圧巻のリズム感、今も変わらず輝きを放ち進化し続ける理由

 さらに彼の才能を語る際に必須なのがリズム感だ。既出のボーカリストとしての技量ととマニアックな音楽性が、前例のないポップミュージックとして結実したのが、3rd アルバム『Such A Funky Thang!』である。本作はブラックミュージック、ファンク、そしてダンスミュージックという概念を日本のメインストリームに押し上げた金字塔だ。

久保田利伸 - Dance If You Want It [Official Video]

 この作品のオープニングを飾る「Dance If You Want It」は、ミディアムテンポながら、最初から最後までループする〈Dance if you want it!〉というフレーズと、ファンキーなベースラインを軸に、フリースタイルのようなボーカルを聴かせるダンスミュージック。今聴いても相当攻めている構成の曲だと思うが、久保田はリズムをキープしながらも自分の歌声をしっかりと残すことで、中毒性の高いポップソングに仕上げている。

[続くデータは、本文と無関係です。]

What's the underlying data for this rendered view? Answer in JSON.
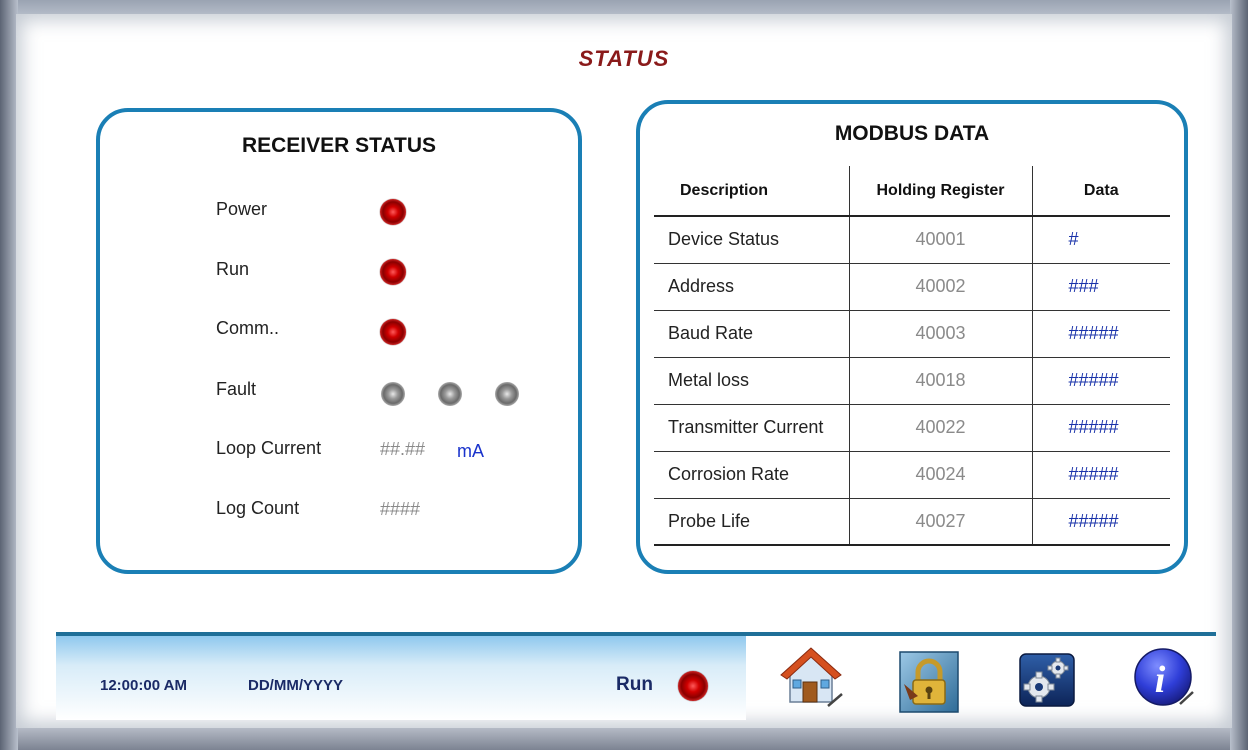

 そして最後に挙げたいのが、音楽に対する探究心、そして好奇心を持ち続ける才能。ファンク、レゲエ、アフリカの民族音楽を取り入れるなど、1980年代後半~1990年代にかけ、リリースするアルバム毎に明確なテーマがあったのも、久保田利伸というアーティストの特徴である。これは、彼の探究心のたまものだと言える。この探究心は、音楽を聴いて掘り下げるだけでなく、その音楽が生まれた背景、その環境までに及ぶ。1993年、活動の拠点をニューヨークに移したことも、彼の探究心がそうさせたのだろう。そしてこの意識が、久保田の最大のヒット曲となる「LA・LA・LA LOVE SONG」(1996年)を生み出すことになる。

久保田利伸 - LA・LA・LA LOVE SONG with NAOMI CAMPBELL [Official Video]

 当時、世界的なトップモデルだったナオミ・キャンベルとのデュエットが実現したのも、彼がニューヨークに居を構えていたからだと考察する。2010年以降、各地のフェスやイベントへの出演や、KREVA、MISIA、EXILE ATSUSHIなどのライブにゲスト出演するなど、日本のブラックミュージックシーンのパイオニアとして、今でもその存在感をいかんなく発揮しているのも、久保田の根底に、音楽に対する変わらぬ探究心、そして好奇心があるからだろう。そして今も変わらず、彼の源泉にある音楽は、変わらず輝きを放っている。